Трубачев берет из рук Васи конверт и торопливо рвет зубами нитку. Осторожно вынимает туго сложенные листочки.

— Читай скорей! — сгрудившись вокруг, шепчут ребята.

Глава 38

ПИСЬМО С УКРАИНЫ

— «Дорогие товарищи! С далекой Украины летит до вас мой партизанский привет и моя думка. Сообщаю вам, что во всю силу бьем мы фашиста, много их, гадов, уже выбили, но и своими дорогими людьми пострадали. Вынес мой верный конь Гнедко с поля боя раненого бойца, вашего вожатого Митю. Истекающего кровью домчал его конь до лагеря и сам, раненный в ноги, упал на землю перед нашей землянкой. Тяжкие раны получил в бою ваш Митя. А было это так. На рассвете выехал он в разведку с Яковом Пряником, было с ним еще пять бойцов. И попали они навстречу большому отряду фашистов и полицаев. Пробивались с боем, уложили гранатами сорок человек… Крепко бились партизаны, да не можно было одолеть врага. Приказал ваш Митя товарищам пробиваться к лагерю, а сам остался один, коло убитого Якова Пряника. Бил гранатами по врагу, а как кончились гранаты, вскочил он на Гнедка, вынул острую саблю и пошел в бой — один против всех, врукопашную. Уже трижды раненный был ваш герой Митя; только почуял мой верный конь — течет между его ушами горячая кровь, заливает глаза. Упал боец на крутую шею, ослабла в руке уздечка… И вскинул мой боевой конь передними копытами, разметал вокруг себя врагов и помчался вихрем к партизанскому лагерю… Дважды догоняла его вражеская пуля, тяжко ранило Гнедка в ноги и в бок, смешалась кровь бойца и коня… Далеко в лесу услышал я топот и ржание. Выбежал сам не свой из землянки…

Сняли мы с седла Митю, перевязали ему раны. Перевязали и Гнедка.
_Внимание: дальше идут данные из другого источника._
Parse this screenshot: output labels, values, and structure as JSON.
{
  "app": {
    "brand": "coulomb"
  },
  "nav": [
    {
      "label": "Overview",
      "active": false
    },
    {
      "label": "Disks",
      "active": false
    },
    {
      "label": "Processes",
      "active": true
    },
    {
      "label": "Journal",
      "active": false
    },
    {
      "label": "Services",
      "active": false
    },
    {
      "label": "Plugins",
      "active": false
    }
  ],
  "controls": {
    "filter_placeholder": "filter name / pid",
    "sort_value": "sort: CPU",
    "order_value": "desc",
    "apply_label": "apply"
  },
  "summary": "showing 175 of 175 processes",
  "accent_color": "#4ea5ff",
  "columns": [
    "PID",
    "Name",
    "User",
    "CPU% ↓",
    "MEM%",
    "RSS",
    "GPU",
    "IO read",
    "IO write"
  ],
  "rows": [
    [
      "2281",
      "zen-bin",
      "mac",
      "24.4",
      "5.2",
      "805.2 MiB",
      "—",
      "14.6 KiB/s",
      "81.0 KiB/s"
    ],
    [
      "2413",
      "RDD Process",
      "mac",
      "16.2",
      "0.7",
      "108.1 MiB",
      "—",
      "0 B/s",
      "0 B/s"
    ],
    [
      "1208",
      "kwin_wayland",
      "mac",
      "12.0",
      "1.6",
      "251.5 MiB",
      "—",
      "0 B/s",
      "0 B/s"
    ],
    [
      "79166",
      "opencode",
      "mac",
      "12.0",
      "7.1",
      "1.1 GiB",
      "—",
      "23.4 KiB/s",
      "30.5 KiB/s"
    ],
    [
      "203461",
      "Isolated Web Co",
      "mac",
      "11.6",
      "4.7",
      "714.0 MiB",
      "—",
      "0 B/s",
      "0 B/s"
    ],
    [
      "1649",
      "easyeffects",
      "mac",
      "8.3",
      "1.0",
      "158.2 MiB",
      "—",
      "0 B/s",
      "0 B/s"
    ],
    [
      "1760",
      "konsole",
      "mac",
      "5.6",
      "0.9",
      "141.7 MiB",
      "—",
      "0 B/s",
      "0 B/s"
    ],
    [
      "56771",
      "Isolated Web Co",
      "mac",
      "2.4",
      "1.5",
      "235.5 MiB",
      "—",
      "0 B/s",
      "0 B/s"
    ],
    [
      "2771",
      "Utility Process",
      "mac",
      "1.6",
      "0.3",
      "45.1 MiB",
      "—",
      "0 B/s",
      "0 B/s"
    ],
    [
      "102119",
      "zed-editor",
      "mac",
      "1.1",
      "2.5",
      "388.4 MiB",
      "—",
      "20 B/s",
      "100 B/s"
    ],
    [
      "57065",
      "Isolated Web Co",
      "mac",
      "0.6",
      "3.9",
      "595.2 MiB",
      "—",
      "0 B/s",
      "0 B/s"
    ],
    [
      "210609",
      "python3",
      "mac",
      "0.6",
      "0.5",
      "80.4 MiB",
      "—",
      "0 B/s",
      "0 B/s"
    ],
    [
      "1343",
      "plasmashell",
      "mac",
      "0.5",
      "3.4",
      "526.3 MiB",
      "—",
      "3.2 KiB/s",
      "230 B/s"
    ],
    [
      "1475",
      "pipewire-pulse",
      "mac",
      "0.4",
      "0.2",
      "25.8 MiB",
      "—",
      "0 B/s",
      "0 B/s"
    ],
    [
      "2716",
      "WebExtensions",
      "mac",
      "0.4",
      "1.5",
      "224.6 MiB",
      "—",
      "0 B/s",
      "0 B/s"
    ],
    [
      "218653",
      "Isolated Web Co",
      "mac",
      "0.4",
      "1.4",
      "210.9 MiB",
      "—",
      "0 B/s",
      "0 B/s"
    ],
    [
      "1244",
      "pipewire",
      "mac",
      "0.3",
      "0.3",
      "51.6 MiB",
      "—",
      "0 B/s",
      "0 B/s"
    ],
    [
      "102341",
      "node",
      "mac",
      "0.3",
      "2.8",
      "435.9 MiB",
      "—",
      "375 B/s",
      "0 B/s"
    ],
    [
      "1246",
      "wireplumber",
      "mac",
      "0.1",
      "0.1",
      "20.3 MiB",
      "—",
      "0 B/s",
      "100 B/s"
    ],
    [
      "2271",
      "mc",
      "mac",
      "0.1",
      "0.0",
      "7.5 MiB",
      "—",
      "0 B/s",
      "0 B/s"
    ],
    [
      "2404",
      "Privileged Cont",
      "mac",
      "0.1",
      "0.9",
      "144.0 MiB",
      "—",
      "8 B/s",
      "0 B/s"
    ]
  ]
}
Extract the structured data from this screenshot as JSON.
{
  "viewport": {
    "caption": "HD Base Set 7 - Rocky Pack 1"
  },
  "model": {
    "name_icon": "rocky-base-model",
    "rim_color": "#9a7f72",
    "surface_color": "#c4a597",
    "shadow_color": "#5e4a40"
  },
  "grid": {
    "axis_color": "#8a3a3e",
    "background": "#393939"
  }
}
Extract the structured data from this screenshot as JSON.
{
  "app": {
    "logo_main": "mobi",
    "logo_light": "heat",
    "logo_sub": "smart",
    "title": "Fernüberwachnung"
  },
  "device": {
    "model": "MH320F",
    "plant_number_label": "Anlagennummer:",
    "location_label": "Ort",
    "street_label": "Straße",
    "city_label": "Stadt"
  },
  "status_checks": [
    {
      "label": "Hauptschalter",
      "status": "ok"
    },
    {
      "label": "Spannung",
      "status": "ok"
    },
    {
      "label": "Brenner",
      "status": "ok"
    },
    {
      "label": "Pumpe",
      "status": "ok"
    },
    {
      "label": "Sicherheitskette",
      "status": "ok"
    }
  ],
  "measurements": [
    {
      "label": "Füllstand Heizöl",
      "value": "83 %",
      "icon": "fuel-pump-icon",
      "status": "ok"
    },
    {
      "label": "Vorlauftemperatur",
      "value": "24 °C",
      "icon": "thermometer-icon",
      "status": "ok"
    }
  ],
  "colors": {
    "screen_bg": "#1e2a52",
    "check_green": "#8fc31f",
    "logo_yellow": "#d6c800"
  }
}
Сообщаю вам, дорогие товарищи мои: тяжко ранен ваш Митя. Командир хлопотал перевезти в госпиталь, да не можно его с места тронуть. Бессменно сижу я с ним, помогаю чем могу сестрицам; только в первый раз сегодня ночью открыл он глаза, вспомнил про убитого Якова Пряника, тяжело вздохнул. «Перешли. — говорит, — моим ребятам комсомольский мой привет. Может, не суждено нам свидеться больше. Да скажи, пусть напишут ребята письмо моим родителям… Пока жив я, повоюю со смертью, а подготовить стариков все ж надобно».